Hundreds of people continue to fly into the state despite the 14-day quarantine order. Visitors continue to travel to our state for various reasons, some officials say it may be because air fare to Hawaii is cheap.

While there are more returning residents, we’ve seen a rise in visitor numbers coming to Hawaii in the last 4 days. According to the Hawaii Tourism Authority:
On Friday, there were 94 visitors.
Saturday – 106.
That jumped again the next day to 126 visitors.
And on Monday, 133 visitors were reported.

“That’s still way too many given the fact that we have said this is not the time to visit Gawaii and we are closed for business,” said Mufi Hannemann of the Hawaii Lodging and Tourism Association

Hannemann says hotels have standards put in place to protect workers. For example, quarantined guests would have to have food delivered to their hotel rooms.

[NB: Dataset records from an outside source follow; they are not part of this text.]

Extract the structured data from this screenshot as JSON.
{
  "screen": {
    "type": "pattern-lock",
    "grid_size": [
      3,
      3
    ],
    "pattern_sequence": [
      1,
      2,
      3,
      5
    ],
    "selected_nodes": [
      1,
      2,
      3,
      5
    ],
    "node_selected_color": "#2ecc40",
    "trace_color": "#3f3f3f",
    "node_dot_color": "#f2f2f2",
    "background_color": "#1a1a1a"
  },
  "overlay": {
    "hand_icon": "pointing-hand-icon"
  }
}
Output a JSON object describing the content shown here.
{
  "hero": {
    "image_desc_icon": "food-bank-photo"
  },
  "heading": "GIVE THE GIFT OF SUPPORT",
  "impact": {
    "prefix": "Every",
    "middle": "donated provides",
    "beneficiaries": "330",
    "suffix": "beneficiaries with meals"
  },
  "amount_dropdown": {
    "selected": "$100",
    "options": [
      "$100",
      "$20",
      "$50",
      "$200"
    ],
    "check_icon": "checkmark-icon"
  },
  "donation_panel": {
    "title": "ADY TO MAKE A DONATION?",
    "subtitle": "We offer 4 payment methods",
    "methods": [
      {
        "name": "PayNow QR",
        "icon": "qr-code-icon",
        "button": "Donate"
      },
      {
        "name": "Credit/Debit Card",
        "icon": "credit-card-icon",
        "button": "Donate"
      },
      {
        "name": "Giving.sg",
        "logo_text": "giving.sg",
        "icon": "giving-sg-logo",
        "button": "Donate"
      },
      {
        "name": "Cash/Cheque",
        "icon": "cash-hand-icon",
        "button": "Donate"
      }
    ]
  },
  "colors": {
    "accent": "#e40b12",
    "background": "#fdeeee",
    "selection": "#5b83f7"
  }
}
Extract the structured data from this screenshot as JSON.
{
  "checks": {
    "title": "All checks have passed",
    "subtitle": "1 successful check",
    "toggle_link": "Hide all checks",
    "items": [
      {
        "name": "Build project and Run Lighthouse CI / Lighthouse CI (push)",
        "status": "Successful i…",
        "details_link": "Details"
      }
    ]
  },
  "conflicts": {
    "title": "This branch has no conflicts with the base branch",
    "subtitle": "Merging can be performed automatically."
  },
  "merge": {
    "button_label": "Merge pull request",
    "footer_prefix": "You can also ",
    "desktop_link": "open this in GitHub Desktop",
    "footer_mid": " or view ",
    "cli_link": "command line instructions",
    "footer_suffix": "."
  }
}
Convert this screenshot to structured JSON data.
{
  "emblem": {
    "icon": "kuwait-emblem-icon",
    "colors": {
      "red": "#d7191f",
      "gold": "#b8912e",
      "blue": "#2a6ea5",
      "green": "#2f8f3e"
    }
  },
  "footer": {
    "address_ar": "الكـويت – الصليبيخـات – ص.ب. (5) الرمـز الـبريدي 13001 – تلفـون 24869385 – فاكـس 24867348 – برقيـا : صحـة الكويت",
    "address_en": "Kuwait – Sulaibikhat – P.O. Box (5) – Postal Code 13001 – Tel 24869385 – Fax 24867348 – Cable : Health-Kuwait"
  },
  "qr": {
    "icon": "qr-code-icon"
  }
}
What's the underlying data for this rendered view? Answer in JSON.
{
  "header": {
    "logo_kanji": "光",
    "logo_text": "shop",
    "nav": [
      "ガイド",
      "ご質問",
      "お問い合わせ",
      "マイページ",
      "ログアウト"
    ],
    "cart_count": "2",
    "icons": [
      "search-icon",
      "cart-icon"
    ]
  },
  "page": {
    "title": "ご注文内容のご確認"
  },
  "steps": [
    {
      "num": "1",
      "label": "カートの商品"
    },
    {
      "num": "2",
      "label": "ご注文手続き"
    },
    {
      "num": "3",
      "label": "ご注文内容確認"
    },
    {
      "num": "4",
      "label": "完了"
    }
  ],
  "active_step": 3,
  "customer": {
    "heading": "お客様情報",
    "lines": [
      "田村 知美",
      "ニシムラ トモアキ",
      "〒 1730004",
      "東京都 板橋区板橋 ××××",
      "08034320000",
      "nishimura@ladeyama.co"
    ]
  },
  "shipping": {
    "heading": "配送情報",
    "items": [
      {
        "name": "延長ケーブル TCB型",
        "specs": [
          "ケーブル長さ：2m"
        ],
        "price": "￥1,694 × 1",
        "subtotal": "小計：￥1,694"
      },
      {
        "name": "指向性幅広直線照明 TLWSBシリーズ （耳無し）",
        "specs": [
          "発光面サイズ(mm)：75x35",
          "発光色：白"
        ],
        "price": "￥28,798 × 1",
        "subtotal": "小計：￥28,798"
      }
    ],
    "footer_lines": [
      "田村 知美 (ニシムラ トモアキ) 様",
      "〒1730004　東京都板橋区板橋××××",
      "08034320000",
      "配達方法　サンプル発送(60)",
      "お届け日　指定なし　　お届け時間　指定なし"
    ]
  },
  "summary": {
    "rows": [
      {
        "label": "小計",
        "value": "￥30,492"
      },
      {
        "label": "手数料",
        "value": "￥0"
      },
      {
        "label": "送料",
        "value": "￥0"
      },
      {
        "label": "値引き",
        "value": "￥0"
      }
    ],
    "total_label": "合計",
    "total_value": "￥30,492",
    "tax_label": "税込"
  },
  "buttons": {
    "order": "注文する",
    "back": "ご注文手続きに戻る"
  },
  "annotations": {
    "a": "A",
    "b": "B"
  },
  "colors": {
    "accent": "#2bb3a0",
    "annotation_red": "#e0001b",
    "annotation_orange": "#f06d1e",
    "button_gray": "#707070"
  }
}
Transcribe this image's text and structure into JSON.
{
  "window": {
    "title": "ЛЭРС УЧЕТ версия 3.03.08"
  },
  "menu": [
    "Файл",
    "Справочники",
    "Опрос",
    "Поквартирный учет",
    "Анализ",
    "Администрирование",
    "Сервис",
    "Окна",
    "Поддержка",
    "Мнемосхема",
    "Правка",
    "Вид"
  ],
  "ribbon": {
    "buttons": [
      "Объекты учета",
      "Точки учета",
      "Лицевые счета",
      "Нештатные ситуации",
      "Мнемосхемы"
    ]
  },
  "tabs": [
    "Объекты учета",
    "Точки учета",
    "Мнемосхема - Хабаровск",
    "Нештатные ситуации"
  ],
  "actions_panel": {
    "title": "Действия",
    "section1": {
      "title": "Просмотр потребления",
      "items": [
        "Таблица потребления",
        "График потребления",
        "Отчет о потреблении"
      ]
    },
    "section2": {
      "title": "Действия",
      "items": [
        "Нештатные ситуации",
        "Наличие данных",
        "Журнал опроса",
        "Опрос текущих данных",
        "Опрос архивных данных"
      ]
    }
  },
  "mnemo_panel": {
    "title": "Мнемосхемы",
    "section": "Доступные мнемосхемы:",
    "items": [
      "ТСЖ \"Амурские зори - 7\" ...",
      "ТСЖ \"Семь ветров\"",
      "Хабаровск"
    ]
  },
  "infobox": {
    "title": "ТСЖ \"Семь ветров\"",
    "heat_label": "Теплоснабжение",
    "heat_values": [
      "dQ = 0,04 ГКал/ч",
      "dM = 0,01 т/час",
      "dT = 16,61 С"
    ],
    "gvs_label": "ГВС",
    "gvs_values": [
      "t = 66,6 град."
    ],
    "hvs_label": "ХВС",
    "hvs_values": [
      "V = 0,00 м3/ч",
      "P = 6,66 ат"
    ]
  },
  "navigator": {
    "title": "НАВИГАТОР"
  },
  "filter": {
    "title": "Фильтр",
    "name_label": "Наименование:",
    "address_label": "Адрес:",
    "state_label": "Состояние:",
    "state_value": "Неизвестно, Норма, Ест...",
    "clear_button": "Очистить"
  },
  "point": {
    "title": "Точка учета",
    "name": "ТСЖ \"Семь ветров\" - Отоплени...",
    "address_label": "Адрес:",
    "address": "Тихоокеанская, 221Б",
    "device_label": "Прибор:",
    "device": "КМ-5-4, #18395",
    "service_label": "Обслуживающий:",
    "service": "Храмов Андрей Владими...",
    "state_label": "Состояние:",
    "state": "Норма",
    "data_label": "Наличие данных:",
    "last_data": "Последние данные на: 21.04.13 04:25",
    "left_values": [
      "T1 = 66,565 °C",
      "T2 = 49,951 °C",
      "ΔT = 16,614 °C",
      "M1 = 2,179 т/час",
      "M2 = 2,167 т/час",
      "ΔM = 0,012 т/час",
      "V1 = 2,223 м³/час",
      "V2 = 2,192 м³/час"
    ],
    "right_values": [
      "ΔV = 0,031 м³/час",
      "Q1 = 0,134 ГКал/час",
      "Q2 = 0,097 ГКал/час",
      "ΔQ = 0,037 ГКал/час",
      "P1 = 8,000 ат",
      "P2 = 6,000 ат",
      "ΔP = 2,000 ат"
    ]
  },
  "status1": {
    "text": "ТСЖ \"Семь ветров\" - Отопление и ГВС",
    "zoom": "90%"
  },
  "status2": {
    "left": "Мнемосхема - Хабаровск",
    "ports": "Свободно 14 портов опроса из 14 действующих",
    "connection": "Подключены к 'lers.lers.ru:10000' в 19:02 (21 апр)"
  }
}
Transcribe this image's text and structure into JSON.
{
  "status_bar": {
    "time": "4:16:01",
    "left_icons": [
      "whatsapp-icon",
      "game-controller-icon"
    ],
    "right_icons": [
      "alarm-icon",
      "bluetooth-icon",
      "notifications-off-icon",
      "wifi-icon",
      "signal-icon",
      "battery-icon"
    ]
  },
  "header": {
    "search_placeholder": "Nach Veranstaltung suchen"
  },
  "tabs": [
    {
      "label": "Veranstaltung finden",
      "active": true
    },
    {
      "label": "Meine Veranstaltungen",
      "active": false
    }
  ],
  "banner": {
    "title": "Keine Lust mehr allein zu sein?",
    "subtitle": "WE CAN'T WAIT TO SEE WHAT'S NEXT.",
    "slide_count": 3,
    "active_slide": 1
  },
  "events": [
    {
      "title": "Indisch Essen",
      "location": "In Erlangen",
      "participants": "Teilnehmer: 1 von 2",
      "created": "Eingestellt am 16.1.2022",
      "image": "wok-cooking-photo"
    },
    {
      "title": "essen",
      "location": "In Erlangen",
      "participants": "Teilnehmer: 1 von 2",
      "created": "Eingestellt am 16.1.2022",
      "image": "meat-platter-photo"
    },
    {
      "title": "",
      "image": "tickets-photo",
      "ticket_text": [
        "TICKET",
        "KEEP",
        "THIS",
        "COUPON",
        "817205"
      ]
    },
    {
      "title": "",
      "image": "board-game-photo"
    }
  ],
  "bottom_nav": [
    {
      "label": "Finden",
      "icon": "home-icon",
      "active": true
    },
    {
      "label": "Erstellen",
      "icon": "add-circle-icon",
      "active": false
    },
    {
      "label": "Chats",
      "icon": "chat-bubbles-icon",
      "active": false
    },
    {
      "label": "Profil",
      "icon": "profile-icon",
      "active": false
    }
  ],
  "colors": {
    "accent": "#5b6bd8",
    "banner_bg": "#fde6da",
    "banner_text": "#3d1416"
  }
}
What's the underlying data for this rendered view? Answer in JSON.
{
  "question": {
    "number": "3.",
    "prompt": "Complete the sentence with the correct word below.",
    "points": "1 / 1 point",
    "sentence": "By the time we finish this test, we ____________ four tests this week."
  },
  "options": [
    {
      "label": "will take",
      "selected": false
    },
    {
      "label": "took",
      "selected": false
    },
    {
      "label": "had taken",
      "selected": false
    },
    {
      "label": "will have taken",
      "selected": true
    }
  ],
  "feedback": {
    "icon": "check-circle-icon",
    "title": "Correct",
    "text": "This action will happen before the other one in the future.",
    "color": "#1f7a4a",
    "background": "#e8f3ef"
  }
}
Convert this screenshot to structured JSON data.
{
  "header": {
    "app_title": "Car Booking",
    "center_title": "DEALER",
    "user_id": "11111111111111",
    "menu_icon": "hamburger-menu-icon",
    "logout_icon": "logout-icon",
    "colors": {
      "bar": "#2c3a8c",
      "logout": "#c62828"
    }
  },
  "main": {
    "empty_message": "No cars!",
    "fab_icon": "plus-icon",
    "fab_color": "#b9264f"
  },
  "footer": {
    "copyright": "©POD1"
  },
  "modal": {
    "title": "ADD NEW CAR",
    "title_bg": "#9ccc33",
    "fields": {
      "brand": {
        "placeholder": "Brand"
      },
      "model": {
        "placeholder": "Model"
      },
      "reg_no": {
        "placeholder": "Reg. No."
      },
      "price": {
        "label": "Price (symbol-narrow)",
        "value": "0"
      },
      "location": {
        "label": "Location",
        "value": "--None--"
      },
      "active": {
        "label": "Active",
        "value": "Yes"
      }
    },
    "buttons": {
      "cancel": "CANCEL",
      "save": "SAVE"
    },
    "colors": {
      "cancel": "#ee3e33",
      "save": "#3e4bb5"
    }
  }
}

“We are all playing by the same rules so if there’s an escape valve we don’t believe its happening with the hotels because on a daily basis we are checking in with them. When visitors arrive they have a reservation at a hotel, we calling that hotel in advance,” said Hannemann.

But not all visitors are staying in hotels, so Honolulu Mayor Kirk Caldwell made it clear on Tuesday vacation rentals are not considered an essential business.

“That is not permitted. That is a nonessential business and they should not be allowed to go to a vacation rental whether it be legal or illegal,” said Caldwell.

The Visitor Aloha Society of Hawaii started a program on Monday for visitors who don’t have a place to quarantine.

“The purpose of the grant is to keep Hawaii safe. We want to return arriving passengers to their place of origin if they come here and if they don’t have any plans,” said Jessica Lani Rich of VASH. “On our first day of our program, we already sent home 2 people and the 2 people who went home were two homeless men from Los Angeles.”

Depending on the situation, VASH says the program helps visitors pay for flights, change fees, and possibly accommodations. But they try to keep them at the airport as much as possible.